Mexican spotted owls are brown with irregular brown and white spots on their abdomen, back and head; they blend well into the foliage. Owls’ night-hunting equipment includes good hearing, dark-circled eyes for seeing in the dark and feathers that allow a silent approach. The owls hunt rodents, lizards and small birds. They perch on a branch and swoop down on prey with sharp talons that kill quickly.
Owls need habitat for their prey like logs and snags. They also need cover from their predators: great horned owls and red-tailed hawks. They favor riparian canyons with pine and layers of cover like oak or the increasingly rare old growth mixed-conifer at high elevations.
An indicator species
Large fires like Horsehoe 2 (2011) in the Chiricahuas, Frye Fire (2017) in the Pinaleños (Mount Graham) and the Bighorn Fire (2020) in the Catalinas destroyed much old-growth forest. Some owls have moved to lower elevations out of burned areas, Grant said. “Overall, they are resilient, holding on where they can.”
The technicians also check out new potential habitat identified by remote sensing technologies and also by familiarity with owl nesting preferences.
“If we see a narrow canyon with steep walls, it’s a good prospect,” Grant said. “However, getting into the area may be difficult.”
The forest has three new seasonal technicians and one from last season. They had many hours of training from Fish and Wildlife Service. Currently, they are honing field skills and Grant is assessing their outdoors capacity. For example, if some are skilled at rock climbing, they can access more areas.
Besides the forest-wide crew, two contractors are working in the Santa Catalinas. The Coronado district which administers Mount Graham (Pinaleños) has a wildlife biologist and two technicians. The area also hosts the Mount Graham red squirrel, a subspecies found only on Mount Graham and listed as endangered since 1987. With an endangered squirrel and a threatened owl, “they have their hands full and we also help them out,” Grant said.
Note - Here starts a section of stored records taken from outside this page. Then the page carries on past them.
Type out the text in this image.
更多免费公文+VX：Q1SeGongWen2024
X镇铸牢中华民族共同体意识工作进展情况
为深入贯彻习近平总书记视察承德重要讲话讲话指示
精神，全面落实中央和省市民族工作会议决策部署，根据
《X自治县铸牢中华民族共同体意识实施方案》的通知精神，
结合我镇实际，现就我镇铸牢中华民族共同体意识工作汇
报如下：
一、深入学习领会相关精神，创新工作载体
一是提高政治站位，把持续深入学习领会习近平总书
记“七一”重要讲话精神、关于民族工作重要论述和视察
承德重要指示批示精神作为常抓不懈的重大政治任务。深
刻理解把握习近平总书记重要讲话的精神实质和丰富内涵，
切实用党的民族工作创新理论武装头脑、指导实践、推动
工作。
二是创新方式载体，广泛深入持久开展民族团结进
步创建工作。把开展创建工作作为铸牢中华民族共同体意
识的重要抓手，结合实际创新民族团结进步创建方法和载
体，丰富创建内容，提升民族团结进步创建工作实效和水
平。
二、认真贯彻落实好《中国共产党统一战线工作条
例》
This year, a contractor couple will also cover the remote Galiuro Mountains.
Although the owl has a large geographic range, it’s habitat is narrow. It’s usually the top predator, Grant said. “That’s why the Mexican spotted owl is important. It’s a critical component of this habitat.”
When a predator is removed, its prey base often expands rapidly, either overrunning an area or starving.
“If the owl isn’t there to manage that amount of prey, they can affect other resources,” Grant said. The owl is also an indicator species for a healthy old growth system.
Although you shouldn’t seek out owl nests, if you’re hiking at twilight, Grant said, be quiet and listen, you may hear an owl calling. “We have seen owls along trail systems, out foraging.”
How many owls are there in the Catalinas? The technicians aren’t doing a precise count of the the owls. A complete owl census has never been done and would be too expensive and not that useful to managers. They need to know how and whether their actions impact owl habitat and population. The ultimate goal is recovering populations so they no longer need special protections.
“Individual owl surveys in the PACs inform management, so occupancy and breeding status are what is important at (that) scale,” Fish and Wildlife Service biologist Hedwall said. Fish and Wildlife Service will scale data from the PACs up to larger areas. Occupancy and trend of owls and habitat through time is how the agency evaluates Mexican spotted owl population health.
“It will take several years to begin determining the trend of the owl and its habitat,” Hedwall added.